Jeden Dienstag, wenn ab 18 Uhr wieder Jäten und Ernten angesagt ist, kommen bis zu zwanzig Kinder und Jugendliche und gärtnern unter der fachkundigen Leitung der Jugendleiterinnen, bevor sie sich anschließend mit Schnittlauchbrot und Getränken wieder stärken.

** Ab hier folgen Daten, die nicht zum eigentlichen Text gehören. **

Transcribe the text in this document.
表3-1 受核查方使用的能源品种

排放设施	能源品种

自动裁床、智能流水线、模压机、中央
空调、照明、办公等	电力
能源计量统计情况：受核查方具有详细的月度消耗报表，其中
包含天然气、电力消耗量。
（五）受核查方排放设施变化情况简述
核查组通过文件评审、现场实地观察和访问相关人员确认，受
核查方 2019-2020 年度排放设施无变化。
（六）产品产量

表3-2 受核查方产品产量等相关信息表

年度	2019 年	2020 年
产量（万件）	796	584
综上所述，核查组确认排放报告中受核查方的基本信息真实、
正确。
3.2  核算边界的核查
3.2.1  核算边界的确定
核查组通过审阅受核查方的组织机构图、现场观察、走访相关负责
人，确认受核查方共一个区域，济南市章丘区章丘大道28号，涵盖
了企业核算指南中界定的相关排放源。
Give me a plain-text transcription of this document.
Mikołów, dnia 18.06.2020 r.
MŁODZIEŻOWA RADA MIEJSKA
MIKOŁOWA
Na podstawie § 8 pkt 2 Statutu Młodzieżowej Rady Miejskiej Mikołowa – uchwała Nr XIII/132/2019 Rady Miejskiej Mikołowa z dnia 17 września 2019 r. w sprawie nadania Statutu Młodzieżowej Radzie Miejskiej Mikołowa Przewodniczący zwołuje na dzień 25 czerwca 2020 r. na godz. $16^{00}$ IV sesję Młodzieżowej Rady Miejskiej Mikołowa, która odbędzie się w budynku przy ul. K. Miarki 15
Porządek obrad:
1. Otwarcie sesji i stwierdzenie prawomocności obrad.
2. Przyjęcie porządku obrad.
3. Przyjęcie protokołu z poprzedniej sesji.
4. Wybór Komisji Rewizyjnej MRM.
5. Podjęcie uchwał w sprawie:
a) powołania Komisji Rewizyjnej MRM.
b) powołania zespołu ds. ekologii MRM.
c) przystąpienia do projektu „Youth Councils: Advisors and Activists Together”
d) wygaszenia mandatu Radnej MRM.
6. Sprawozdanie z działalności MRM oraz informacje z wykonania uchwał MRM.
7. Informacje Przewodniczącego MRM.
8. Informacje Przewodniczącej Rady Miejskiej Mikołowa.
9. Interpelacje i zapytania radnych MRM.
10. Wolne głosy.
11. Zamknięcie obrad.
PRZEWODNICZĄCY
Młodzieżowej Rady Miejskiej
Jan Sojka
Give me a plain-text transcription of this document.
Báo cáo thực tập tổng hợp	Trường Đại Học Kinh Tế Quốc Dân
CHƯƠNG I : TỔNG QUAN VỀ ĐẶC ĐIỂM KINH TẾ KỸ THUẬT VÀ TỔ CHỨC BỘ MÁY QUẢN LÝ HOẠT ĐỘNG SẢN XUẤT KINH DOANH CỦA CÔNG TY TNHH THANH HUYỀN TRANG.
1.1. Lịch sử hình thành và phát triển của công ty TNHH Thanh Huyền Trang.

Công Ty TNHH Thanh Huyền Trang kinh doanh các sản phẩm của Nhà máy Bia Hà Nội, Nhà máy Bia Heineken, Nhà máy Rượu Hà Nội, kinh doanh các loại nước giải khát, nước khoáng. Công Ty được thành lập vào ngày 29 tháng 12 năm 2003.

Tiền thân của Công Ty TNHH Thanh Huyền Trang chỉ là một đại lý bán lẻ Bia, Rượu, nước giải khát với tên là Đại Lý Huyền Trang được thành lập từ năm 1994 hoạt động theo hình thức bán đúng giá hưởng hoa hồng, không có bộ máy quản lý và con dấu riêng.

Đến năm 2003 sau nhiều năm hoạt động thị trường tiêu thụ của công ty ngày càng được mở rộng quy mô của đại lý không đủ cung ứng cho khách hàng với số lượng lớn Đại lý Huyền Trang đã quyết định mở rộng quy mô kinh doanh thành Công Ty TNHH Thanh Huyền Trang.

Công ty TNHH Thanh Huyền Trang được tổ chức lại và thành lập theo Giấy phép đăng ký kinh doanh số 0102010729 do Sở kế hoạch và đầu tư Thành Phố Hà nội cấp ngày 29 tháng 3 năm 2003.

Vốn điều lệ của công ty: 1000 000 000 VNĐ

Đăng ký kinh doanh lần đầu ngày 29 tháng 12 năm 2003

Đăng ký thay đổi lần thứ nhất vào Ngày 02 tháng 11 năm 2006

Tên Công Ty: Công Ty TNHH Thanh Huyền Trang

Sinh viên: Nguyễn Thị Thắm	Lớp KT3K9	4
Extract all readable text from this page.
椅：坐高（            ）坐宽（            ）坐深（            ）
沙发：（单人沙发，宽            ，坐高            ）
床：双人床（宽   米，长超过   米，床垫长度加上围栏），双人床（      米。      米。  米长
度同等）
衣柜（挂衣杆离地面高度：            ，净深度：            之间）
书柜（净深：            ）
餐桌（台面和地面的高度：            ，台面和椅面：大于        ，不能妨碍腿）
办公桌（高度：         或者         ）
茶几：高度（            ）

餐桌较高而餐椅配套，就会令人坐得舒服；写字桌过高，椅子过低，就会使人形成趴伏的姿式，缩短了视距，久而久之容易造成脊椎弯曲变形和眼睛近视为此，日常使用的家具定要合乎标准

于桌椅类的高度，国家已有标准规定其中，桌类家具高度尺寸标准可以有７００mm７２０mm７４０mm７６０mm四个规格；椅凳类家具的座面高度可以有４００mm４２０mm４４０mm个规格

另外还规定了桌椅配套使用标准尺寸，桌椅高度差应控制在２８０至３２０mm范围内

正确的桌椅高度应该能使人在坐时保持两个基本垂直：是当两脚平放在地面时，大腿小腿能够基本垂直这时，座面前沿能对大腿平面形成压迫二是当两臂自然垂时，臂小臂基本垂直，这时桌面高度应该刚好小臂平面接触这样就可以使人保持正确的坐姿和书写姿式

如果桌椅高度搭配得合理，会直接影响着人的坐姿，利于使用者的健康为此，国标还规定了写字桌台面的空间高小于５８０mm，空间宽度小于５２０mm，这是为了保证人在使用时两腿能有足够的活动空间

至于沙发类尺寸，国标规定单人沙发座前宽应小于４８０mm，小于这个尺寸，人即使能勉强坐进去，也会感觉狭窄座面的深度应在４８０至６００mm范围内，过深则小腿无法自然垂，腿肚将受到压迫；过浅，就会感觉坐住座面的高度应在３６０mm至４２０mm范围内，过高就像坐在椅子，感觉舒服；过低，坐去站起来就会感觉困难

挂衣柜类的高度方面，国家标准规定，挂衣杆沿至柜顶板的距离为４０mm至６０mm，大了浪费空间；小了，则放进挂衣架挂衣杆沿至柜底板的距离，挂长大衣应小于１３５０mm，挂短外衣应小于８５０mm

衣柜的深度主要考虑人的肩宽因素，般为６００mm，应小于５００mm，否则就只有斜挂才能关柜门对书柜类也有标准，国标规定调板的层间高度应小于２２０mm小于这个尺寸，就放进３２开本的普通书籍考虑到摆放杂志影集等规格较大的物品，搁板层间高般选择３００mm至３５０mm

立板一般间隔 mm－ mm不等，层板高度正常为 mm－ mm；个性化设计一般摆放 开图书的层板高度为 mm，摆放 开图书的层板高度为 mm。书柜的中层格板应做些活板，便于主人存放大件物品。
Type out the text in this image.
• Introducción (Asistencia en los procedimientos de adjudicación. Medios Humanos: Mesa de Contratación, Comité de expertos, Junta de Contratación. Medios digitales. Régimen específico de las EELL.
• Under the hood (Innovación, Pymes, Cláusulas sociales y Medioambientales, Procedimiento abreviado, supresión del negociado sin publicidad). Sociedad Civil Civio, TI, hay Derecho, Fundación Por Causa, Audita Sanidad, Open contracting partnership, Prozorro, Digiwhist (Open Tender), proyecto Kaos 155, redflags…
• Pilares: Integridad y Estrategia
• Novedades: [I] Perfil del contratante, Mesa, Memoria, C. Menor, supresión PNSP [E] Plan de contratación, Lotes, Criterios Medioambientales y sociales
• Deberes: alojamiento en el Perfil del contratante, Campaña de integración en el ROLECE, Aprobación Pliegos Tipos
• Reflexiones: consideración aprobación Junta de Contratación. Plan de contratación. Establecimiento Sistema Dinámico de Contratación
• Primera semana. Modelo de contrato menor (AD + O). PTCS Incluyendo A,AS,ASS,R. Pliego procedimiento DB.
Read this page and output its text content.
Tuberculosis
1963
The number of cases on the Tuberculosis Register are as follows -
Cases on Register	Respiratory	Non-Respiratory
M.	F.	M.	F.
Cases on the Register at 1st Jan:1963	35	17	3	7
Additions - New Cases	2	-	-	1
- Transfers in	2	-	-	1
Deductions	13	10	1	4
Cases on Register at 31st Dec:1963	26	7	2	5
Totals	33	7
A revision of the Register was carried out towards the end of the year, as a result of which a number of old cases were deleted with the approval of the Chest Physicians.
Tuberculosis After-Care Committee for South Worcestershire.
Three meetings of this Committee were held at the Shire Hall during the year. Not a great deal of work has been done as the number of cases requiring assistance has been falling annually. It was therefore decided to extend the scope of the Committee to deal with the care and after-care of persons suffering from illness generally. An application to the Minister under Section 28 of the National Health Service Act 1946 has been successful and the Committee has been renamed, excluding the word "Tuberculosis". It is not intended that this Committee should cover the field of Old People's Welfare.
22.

Salat, Tomaten, Bohnen, Kohlrabi und viele Blumen und Kräuter: Alles, was die Kinder im Kräutergarten anbauen und ernten, dürfen sie entweder essen oder mit nach Hause nehmen.
Jeden letzten Samstag im Monat treffen sich die Kinder des Vereins ebenfalls und unternehmen gemeinsam mit den Jugendleiterinnen eine ganze Menge: Mal geht es hoch aufs Walberla oder sie gucken die Hausener Schleuse von unten an, mal wird Marmelade gekocht, mal werden Nistkästen oder Insektenhotels gebaut, es werden Geschenke für den Muttertag gebastelt oder Namensschilder für die Beete.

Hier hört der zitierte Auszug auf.